Similarly, for a path \(dx^{u}_t \; = \; b(x^u_t) \, dt + \sigma(x^u_t) \, {\left( dW_t + u(x^u_t) \right)} \), we have

\[ \frac{d \mathbb{P}}{d \mathbb{P}^u}(x^u) \; = \; \exp {\left\{ -\frac 12 \, \int_0^T \|u(x^u_t)\|^2 \, dt - \int_{0}^T u^\top(x^u_t) \, dW_t \right\}} . \]

These results remain identical for time-dependent drift and volatility functions, as is clear from this non-rigorous argument. The above two formulas for \(d\mathbb{P}^u/d\mathbb{P}(x)\) and \(d\mathbb{P}/d\mathbb{P}^u(x)\) may be slightly confusing since they are not immediately recognizable as inverse of each other. Furthermore, these probability ratios evaluated along a path \(x\) or \(x^u\) are expressed in terms of the Brownian trajectory that defines them, which can be confusing. In short, this would be better to express \(d\mathbb{P}^u/d\mathbb{P}(x)\) directly in terms of the path \(x\), and not in terms of the Brownian motion \(W_t\), even though it is indeed equivalent. For these reasons, it is often convenient to use the following equivalent expressions:

\[ \left\{ \begin{aligned} \frac{d \mathbb{P}^{u}}{d \mathbb{P}}(x) &= \exp {\left\{ \textcolor{blue}{-}\frac 12 \, \int_0^T \|u(x_t)\|^2 \, dt \textcolor{blue}{+} \int_{0}^T u^\top(x_t) \, \frac{dx_t - b(x_t) dt}{\sigma(x_t)} \right\}} \\ \frac{d \mathbb{P}}{d \mathbb{P}^{(u)}}(x) &= \exp {\left\{ \textcolor{blue}{+}\frac 12 \, \int_0^T \|u(x_t)\|^2 \, dt \textcolor{blue}{-} \int_{0}^T u^\top(x_t) \, \frac{dx_t - b(x_t) dt}{\sigma(x_t)} \right\}} \end{aligned} \right. \]

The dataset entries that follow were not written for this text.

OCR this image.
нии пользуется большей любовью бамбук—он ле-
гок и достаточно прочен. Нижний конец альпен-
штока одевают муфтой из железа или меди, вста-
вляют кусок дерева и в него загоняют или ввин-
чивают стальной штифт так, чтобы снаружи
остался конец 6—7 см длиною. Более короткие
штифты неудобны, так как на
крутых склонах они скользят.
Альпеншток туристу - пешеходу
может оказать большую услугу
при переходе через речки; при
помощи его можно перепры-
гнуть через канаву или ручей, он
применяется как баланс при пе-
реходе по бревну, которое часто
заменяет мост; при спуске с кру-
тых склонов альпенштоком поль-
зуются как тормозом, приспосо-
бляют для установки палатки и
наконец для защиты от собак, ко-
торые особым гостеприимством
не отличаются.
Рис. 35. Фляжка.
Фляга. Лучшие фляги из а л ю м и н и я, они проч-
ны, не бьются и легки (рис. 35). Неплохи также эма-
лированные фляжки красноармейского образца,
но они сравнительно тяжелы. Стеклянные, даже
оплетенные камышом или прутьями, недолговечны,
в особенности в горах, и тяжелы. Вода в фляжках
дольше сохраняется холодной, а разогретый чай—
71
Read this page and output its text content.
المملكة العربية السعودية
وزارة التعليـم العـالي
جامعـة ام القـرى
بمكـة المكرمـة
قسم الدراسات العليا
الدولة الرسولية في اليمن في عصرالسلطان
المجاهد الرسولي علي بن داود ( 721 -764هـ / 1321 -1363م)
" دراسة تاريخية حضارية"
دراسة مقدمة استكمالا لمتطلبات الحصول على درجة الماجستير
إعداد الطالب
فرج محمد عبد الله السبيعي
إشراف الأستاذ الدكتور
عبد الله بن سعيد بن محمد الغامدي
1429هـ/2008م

From these expression, the fact that \(d\mathbb{P}^u/d\mathbb{P}(x)\) and \(d\mathbb{P}/d\mathbb{P}^u(x)\) are indeed inverse of each other is clear. Another entirely equivalent formulation, slightly more symmetrical again, is as follows. Consider the two measures \(\mathbb{P}^{(1)}\) and \(\mathbb{P}^{(2)}\) associated to

\[ dX_t^{(i)} \; = \; b^{(i)}(X_t) \, dt + \sigma(X_t) \, dW_t \]

for two drift functions \(b^{(1)}: \mathbb{R}^D \to \mathbb{R}^D\) and \(b^{(2)}: \mathbb{R}^D \to \mathbb{R}^D\). Then, the Radon-Nikodym derivative between these two measures is given by

\[ \frac{d \mathbb{P}^{(2)}}{d \mathbb{P}^{(1)}}(x) = \exp {\left\{ -\frac{1}{2}\int_{0}^T {\left( \frac{\|b^{(2)}_t\|^2 - \|b^{(1)}_t\|^2}{\sigma^2_t} \right)} \, dt + \int_{0}^T \left< \frac{b^{(2)}_t - b^{(1)}_t}{\sigma_t^2}, dx_t \right> \right\}} \]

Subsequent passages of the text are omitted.